Plus loin, en page 44, les auteurs expliquent :
L'endurance et le courage qui rendirent possible le succès de cette grande expédition comptent parmi ses traits les plus frappants. Et avec le recul du temps, nous avons encore plus de motifs d'admiration que Saussure à son époque. Les dénivelés surmontés et les altitudes atteintes par les alpinistes sont très utiles pour comparer l'engagement (ou l'effort) mis en œuvre dans leurs ascensions ; pour autant qu'on puisse faire abstraction des conditions variables de la neige, du manque de maîtrise en escalade rocheuse, des détours, des pertes de temps, des différences de charges portées et d'autres facteurs complexes.
Depuis leur dernier bivouac, Paccard et Balmat ont remonté 2500 mètres de dénivelé le jour de leur ascension. Toutes proportions gardées (ce qui n'est pas le cas), cela demande une dépense d'énergie supplémentaire de 40% par rapport à ce que fournissent les ascensionnistes actuels du mont Blanc pour remonter les 1756 mètres de dénivelé depuis le refuge des Grands-Mulets, où ils passent la nuit sur la voie depuis Chamonix. [...]
Paccard et Balmat furent pénalisés en laissant beaucoup de forces dans la Jonction avec leurs charges lourdes et encombrantes, mais aussi dans une neige fraîche et molle sur un parcours vierge. La première ascension a bien sa place parmi les plus grands exploits de l'histoire des Alpes et les plus beaux exemples de détermination. En outre, à la simple endurance physique requise pour les deux hommes, en particulier pour Paccard, il faut ajouter un effort mental pour vaincre doutes et angoisses, et pour s'en tenir à la décision courageuse d'aller de l'avant malgré l'heure tardive et les risques inconnus propres à l'altitude, toujours susceptibles de menacer leur vie.
Cet ouvrage remarquable que nous vous invitons à venir consulter à la Bibliothèque de la Part Dieu (département de la Documentation Régionale, 4e étage), relate d'autres expéditions, dont certaines assez folkloriques en matière d'équipement. Nous ne résistons pas à l'envie de vous faire partager quelques extraits.
page 82 :
Deux récits, en 1783, soulignèrent la forte température susceptible de régner lors de cette traversée. En 1775, peu après avoir quitté les Grands-Mulets, Couteran et ses guides trouvèrent la chaleur si lourde et éprouvante qu'ils remplirent leurs chapeaux de neige, un système ingénieux et alors nouveau, souvent évoqué dans les récits de cette tentative. Lombard, avec sa proposition d'ombrelle et de flacon de sels en 1773, apporte une belle touche de couleur au tableau, et Saussure confessa franchement que cela suffit à le persuader que l'ascension était absolument impossible pour quelqu'un qui ne possédait ni le mental ni les mollets d'un bon guide de Chamonix.

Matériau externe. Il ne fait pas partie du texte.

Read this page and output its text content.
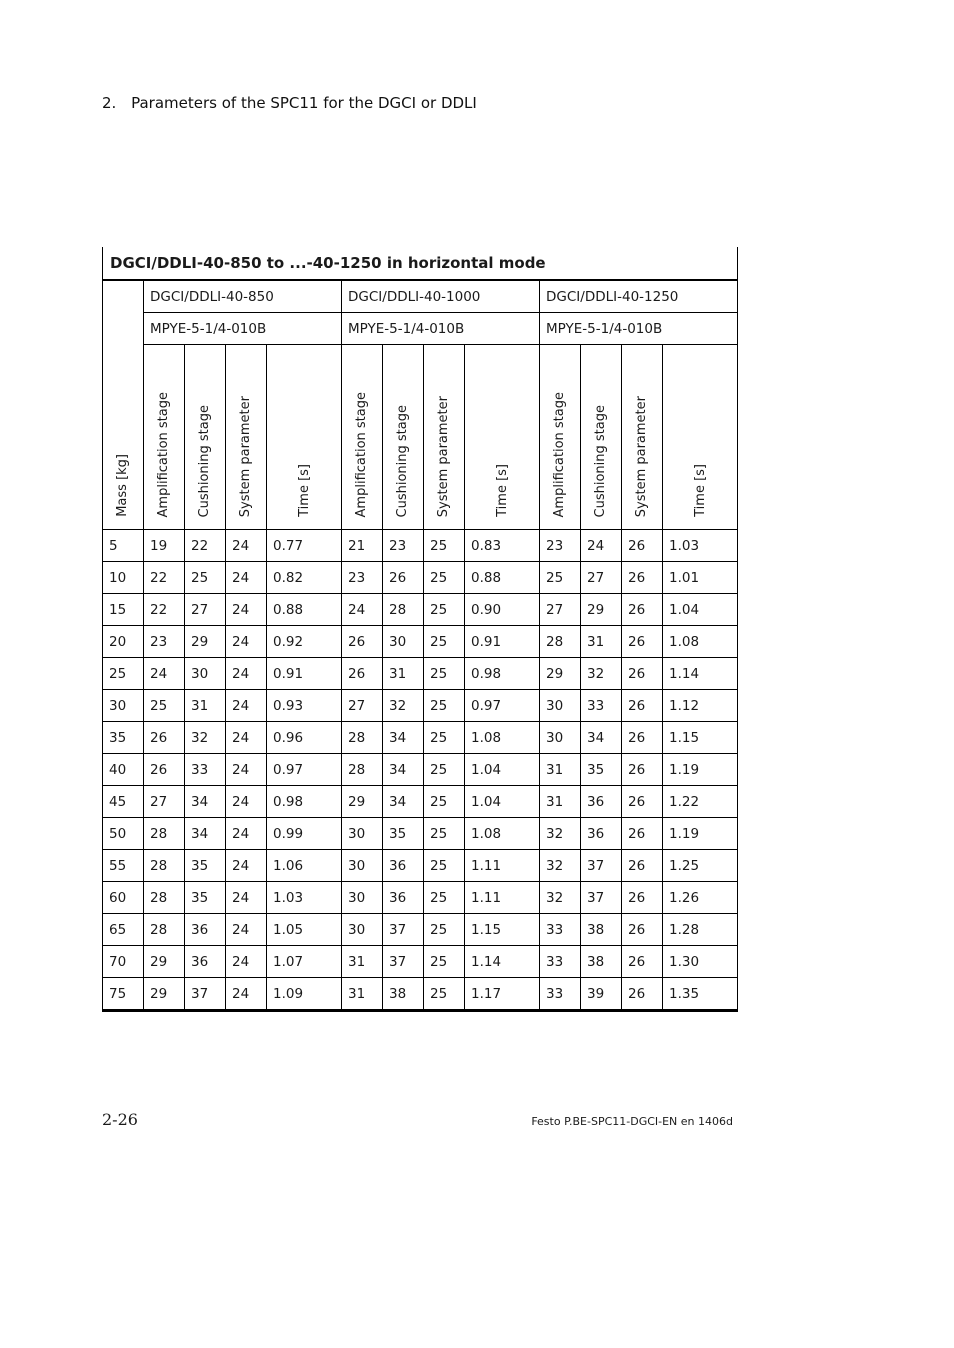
2. Parameters of the SPC11 for the DGCI or DDLI
DGCI/DDLI-40-850 to ...-40-1250 in horizontal mode												
Mass [kg]	DGCI/DDLI-40-850				DGCI/DDLI-40-1000				DGCI/DDLI-40-1250			
	MPYE-5-1/4-010B				MPYE-5-1/4-010B				MPYE-5-1/4-010B			
	Amplification stage	Cushioning stage	System parameter	Time [s]	Amplification stage	Cushioning stage	System parameter	Time [s]	Amplification stage	Cushioning stage	System parameter	Time [s]
5	19	22	24	0.77	21	23	25	0.83	23	24	26	1.03
10	22	25	24	0.82	23	26	25	0.88	25	27	26	1.01
15	22	27	24	0.88	24	28	25	0.90	27	29	26	1.04
20	23	29	24	0.92	26	30	25	0.91	28	31	26	1.08
25	24	30	24	0.91	26	31	25	0.98	29	32	26	1.14
30	25	31	24	0.93	27	32	25	0.97	30	33	26	1.12
35	26	32	24	0.96	28	34	25	1.08	30	34	26	1.15
40	26	33	24	0.97	28	34	25	1.04	31	35	26	1.19
45	27	34	24	0.98	29	34	25	1.04	31	36	26	1.22
50	28	34	24	0.99	30	35	25	1.08	32	36	26	1.19
55	28	35	24	1.06	30	36	25	1.11	32	37	26	1.25
60	28	35	24	1.03	30	36	25	1.11	32	37	26	1.26
65	28	36	24	1.05	30	37	25	1.15	33	38	26	1.28
70	29	36	24	1.07	31	37	25	1.14	33	38	26	1.30
75	29	37	24	1.09	31	38	25	1.17	33	39	26	1.35
2-26	Festo P.BE-SPC11-DGCI-EN en 1406d
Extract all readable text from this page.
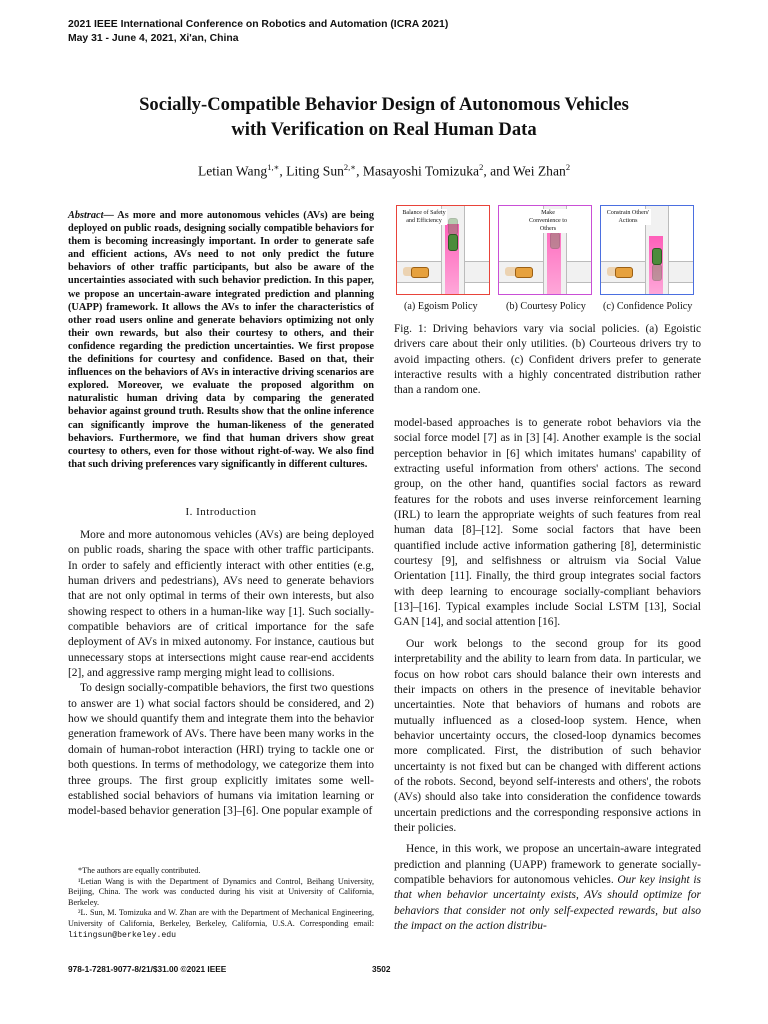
2021 IEEE International Conference on Robotics and Automation (ICRA 2021)
May 31 - June 4, 2021, Xi'an, China
Socially-Compatible Behavior Design of Autonomous Vehicles
with Verification on Real Human Data
Letian Wang$^{1,∗}$, Liting Sun$^{2,∗}$, Masayoshi Tomizuka$^2$, and Wei Zhan$^2$
Abstract— As more and more autonomous vehicles (AVs) are being deployed on public roads, designing socially compatible behaviors for them is becoming increasingly important. In order to generate safe and efficient actions, AVs need to not only predict the future behaviors of other traffic participants, but also be aware of the uncertainties associated with such behavior prediction. In this paper, we propose an uncertain-aware integrated prediction and planning (UAPP) framework. It allows the AVs to infer the characteristics of other road users online and generate behaviors optimizing not only their own rewards, but also their courtesy to others, and their confidence regarding the prediction uncertainties. We first propose the definitions for courtesy and confidence. Based on that, their influences on the behaviors of AVs in interactive driving scenarios are explored. Moreover, we evaluate the proposed algorithm on naturalistic human driving data by comparing the generated behavior against ground truth. Results show that the online inference can significantly improve the human-likeness of the generated behaviors. Furthermore, we find that human drivers show great courtesy to others, even for those without right-of-way. We also find that such driving preferences vary significantly in different cultures.
I. Introduction

More and more autonomous vehicles (AVs) are being deployed on public roads, sharing the space with other traffic participants. In order to safely and efficiently interact with other entities (e.g, human drivers and pedestrians), AVs need to generate behaviors that are not only optimal in terms of their own interests, but also showing respect to others in a human-like way [1]. Such socially-compatible behaviors are of critical importance for the safe deployment of AVs in mixed autonomy. For instance, cautious but unnecessary stops at intersections might cause rear-end accidents [2], and aggressive ramp merging might lead to collisions.

To design socially-compatible behaviors, the first two questions to answer are 1) what social factors should be considered, and 2) how we should quantify them and integrate them into the behavior generation framework of AVs. There have been many works in the domain of human-robot interaction (HRI) trying to tackle one or both questions. In terms of methodology, we categorize them into three groups. The first group explicitly imitates some well-established social behaviors of humans via imitation learning or model-based behavior generation [3]–[6]. One popular example of

*The authors are equally contributed.

¹Letian Wang is with the Department of Dynamics and Control, Beihang University, Beijing, China. The work was conducted during his visit at University of California, Berkeley.

²L. Sun, M. Tomizuka and W. Zhan are with the Department of Mechanical Engineering, University of California, Berkeley, Berkeley, California, U.S.A. Corresponding email: litingsun@berkeley.edu

Balance of Safety and Efficiency
Make Convenience to Others
Constrain Others' Actions
(a) Egoism Policy	(b) Courtesy Policy (c) Confidence Policy
Fig. 1: Driving behaviors vary via social policies. (a) Egoistic drivers care about their only utilities. (b) Courteous drivers try to avoid impacting others. (c) Confident drivers prefer to generate interactive results with a highly concentrated distribution rather than a random one.

model-based approaches is to generate robot behaviors via the social force model [7] as in [3] [4]. Another example is the social perception behavior in [6] which imitates humans' capability of extracting useful information from others' actions. The second group, on the other hand, quantifies social factors as reward features for the robots and uses inverse reinforcement learning (IRL) to learn the appropriate weights of such features from real human data [8]–[12]. Some social factors that have been quantified include active information gathering [8], deterministic courtesy [9], and selfishness or altruism via Social Value Orientation [11]. Finally, the third group integrates social factors with deep learning to encourage socially-compliant behaviors [13]–[16]. Typical examples include Social LSTM [13], Social GAN [14], and social attention [16].

Our work belongs to the second group for its good interpretability and the ability to learn from data. In particular, we focus on how robot cars should balance their own interests and their impacts on others in the presence of inevitable behavior uncertainties. Note that behaviors of humans and robots are mutually influenced as a closed-loop system. Hence, when behavior uncertainty occurs, the closed-loop dynamics becomes more complicated. First, the distribution of such behavior uncertainty is not fixed but can be changed with different actions of the robots. Second, beyond self-interests and others', the robots (AVs) should also take into consideration the confidence towards uncertain predictions and the corresponding responsive actions in their policies.

Hence, in this work, we propose an uncertain-aware integrated prediction and planning (UAPP) framework to generate socially-compatible behaviors for autonomous vehicles. Our key insight is that when behavior uncertainty exists, AVs should optimize for behaviors that consider not only self-expected rewards, but also the impact on the action distribu-

978-1-7281-9077-8/21/$31.00 ©2021 IEEE	3502
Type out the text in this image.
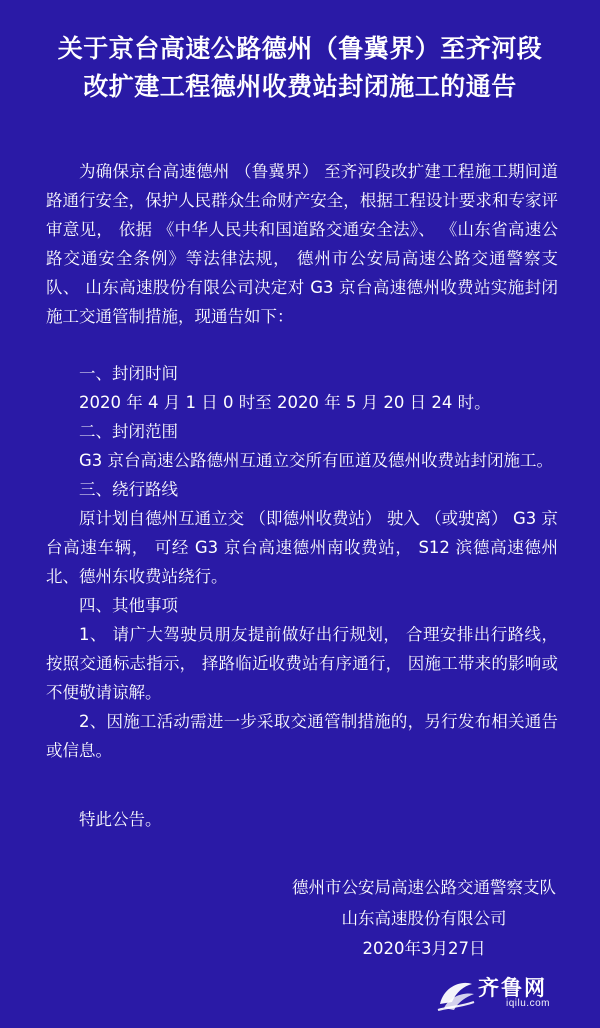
关于京台高速公路德州（鲁冀界）至齐河段
改扩建工程德州收费站封闭施工的通告

为确保京台高速德州 （鲁冀界） 至齐河段改扩建工程施工期间道路通行安全，保护人民群众生命财产安全，根据工程设计要求和专家评审意见， 依据 《中华人民共和国道路交通安全法》、 《山东省高速公路交通安全条例》等法律法规， 德州市公安局高速公路交通警察支队、 山东高速股份有限公司决定对 G3 京台高速德州收费站实施封闭施工交通管制措施，现通告如下：

一、封闭时间

2020 年 4 月 1 日 0 时至 2020 年 5 月 20 日 24 时。

二、封闭范围

G3 京台高速公路德州互通立交所有匝道及德州收费站封闭施工。

三、绕行路线

原计划自德州互通立交 （即德州收费站） 驶入 （或驶离） G3 京台高速车辆， 可经 G3 京台高速德州南收费站， S12 滨德高速德州北、德州东收费站绕行。

四、其他事项

1、 请广大驾驶员朋友提前做好出行规划， 合理安排出行路线， 按照交通标志指示， 择路临近收费站有序通行， 因施工带来的影响或不便敬请谅解。

2、因施工活动需进一步采取交通管制措施的，另行发布相关通告或信息。

特此公告。

德州市公安局高速公路交通警察支队
山东高速股份有限公司
2020年3月27日
齐鲁网
iqilu.com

page 103 concernant l'expédition de H.-B. de Saussure M.-T Bourrit et son fils : 1785
[...] le groupe au complet, soit les trois clients, le domestique de Saussure, neuf guides et au moins cinq porteurs se mit en marche, Saussure à dos de mulet, et Bourrit (qui était bon marcheur et n'avait sans doute pas les moyens de s'offrir ce supplément) à pied. Ils transportaient deux lourds matelas (près de vingt-cinq kilos chacun), quatre-vingt-dix kilos de bois à bruler, six draps, cinq couvertures, trois oreillers, au moins un chargement de paille, une faîtière pour la cabane, deux chargements de provisions, plusieurs instruments scientifiques, soit baromètre, thermomètre, hygromètre, électromètre, niveau, et un appareil ingénieux de mesure du point d'ébullition ne nécessitant pas un feu de bois. [...]
L'ascension était sans doute difficile pour des clients inexpérimentés. Mais également dangereuse, car faire progresser un groupe aussi important dans du rocher pourri, c'était courir un risque déraisonnable, notamment pour les hommes en queue de cordée. De temps à autres, Saussure s'agrippait à la jambe de son guide, Pierre Balmat, comme à une poignée. Le jeune Isaac Bourrit, malade durant la nuit, s'accrochait fermement au manteau du guide François Cuidet qui le précédait. Marc-Théodorer Bourrit était en fâcheuse posture car ses chaussures fourrées, spécialement conçues pour le protéger du froid, perdaient leurs talons.
La redescente fut tout aussi insolite. Les guides durent assister leurs clients à l'aide de cordes. C'est l'occasion, pour les auteurs de parler de cet équipement :
Depuis bien des décennies, on utilisait des cordelettes en crin de cheval pour la sécurité en plus des cordes de plus fort diamètre pour l'aide à la progression - tel était le cas, par exemple, des fameux grimpeurs de Saint-Kilda en Ecosse.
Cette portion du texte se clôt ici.